In February 2020, The Ubele Initiative was appointed as one of five "specialist civil society infrastructure organisations" to receive two years of grant funding from a partnership between the Mayor of London, City Bridge Trust, and the National Lottery Community Fund. In April 2020, Field led the launch of a petition to investigate why Black and Minoritised communities were disproportionately impacted by COVID-19 in the UK. A Ubele Foundation report in May 2020 warned that COVID-19 might force many small Black and Minoritised charities to cease operations. Later that month, Field welcomed the call by the Mayor of London, Sadiq Khan, for an independent public inquiry into the disproportionate impact of COVID-19 on Black and Minoritised communities.

In June 2020, Field, along with Derek Bardowell and Sado Jirde, resigned from an equity working group organised by the National Emergencies Trust, citing disillusionment and a lack of meaningful dialogue. In late 2020, a follow-up Ubele Initiative report called for a national infrastructure body to support Black and Minoritised voluntary organisations.

The same year, Ubele launched, and currently leads, Elevate, a leadership development programme for Black and Racially-Minoritised individuals who identify as female, in partnership with four universities. The programme focuses on academic and professional services staff.
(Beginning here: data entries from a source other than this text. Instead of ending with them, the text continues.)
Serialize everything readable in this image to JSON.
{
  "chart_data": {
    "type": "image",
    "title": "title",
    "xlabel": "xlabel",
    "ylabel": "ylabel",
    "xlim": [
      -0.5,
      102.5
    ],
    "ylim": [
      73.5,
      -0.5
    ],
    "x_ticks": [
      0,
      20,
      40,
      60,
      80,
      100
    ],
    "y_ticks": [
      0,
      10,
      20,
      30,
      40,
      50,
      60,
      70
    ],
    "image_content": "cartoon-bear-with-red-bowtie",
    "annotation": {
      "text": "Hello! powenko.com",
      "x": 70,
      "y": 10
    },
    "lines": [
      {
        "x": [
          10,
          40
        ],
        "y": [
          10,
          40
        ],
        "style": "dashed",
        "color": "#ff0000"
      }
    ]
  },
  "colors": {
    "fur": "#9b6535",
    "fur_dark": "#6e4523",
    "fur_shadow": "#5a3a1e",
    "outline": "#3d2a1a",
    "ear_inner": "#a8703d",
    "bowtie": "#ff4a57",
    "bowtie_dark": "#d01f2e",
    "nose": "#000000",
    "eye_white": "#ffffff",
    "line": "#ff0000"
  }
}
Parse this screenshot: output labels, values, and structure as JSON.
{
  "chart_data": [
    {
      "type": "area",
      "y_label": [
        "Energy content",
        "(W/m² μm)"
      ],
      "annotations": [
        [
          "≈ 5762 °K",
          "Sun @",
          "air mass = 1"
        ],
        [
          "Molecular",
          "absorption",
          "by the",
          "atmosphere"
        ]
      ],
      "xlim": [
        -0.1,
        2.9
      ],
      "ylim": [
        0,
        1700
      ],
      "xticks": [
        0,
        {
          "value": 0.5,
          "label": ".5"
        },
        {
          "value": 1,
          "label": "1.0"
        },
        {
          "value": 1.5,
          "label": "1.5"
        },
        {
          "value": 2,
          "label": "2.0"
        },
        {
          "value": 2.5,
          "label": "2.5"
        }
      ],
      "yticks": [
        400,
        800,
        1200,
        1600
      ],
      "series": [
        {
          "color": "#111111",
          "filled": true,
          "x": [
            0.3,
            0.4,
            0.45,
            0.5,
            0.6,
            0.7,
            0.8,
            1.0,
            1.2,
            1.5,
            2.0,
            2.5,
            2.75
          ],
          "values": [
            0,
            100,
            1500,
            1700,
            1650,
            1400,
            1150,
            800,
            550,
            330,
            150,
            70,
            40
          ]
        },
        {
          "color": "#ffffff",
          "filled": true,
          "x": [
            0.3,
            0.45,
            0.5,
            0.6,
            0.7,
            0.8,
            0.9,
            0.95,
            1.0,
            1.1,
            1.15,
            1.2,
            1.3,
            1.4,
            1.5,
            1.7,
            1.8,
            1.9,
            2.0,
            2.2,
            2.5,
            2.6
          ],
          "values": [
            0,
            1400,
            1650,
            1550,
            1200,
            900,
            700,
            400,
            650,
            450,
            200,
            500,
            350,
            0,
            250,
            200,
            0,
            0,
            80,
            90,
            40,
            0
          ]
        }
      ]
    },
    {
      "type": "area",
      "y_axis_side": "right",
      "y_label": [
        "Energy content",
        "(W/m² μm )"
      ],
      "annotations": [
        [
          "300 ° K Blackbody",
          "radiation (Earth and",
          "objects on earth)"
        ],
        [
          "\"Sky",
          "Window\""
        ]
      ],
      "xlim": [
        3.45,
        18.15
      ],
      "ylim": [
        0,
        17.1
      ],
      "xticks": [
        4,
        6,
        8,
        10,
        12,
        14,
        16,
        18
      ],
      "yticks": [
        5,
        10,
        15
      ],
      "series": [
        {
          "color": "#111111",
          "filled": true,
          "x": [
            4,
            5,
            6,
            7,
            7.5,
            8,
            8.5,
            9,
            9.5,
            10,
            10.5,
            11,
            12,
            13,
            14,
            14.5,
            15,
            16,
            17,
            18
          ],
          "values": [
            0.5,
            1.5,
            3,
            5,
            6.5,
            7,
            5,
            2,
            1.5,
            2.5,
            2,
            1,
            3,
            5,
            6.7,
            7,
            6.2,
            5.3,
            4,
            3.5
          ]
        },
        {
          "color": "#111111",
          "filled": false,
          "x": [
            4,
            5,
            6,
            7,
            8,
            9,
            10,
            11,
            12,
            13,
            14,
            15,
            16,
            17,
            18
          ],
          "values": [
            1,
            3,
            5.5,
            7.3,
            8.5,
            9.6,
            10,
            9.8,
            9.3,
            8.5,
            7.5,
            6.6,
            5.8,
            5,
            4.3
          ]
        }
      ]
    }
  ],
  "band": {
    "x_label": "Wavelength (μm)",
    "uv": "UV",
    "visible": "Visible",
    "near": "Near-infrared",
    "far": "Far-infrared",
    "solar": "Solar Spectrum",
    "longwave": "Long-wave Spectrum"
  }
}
The Phoenix Way, led by Field as CEO of The Ubele Initiative and supported by Global Fund for Children and The National Lottery Community Fund, is a national collaborative partnership created during the COVID-19 pandemic as a response to the structural inequalities which Black and racially-minoritised communities and community-led organisations face in relation to influencing and accessing grant funding in the UK. It is a grant-making initiative aimed at transforming Black and racially-minoritised communities and was established in partnership with six Regional Leads and with the support of several UK funders, including The Youth Endowment Fund and the Lloyds Bank Foundation for England & Wales.

== Personal life ==
Field has one daughter, Omolara Martins, born in 1994 from her marriage to Desmond Martins (who she was divorced from in 2002). Field currently lives in north London.

==Bibliography==

- Field, Y., (March) 2020, Developing a new generation of BAME community-based leaders, Lessons from an on-going journey, chapter in Community Development for Social Change by Dave Beck and Rod Purcell, Taylor & Francis / Routledge, (ISBN 978-1-315-52861-8).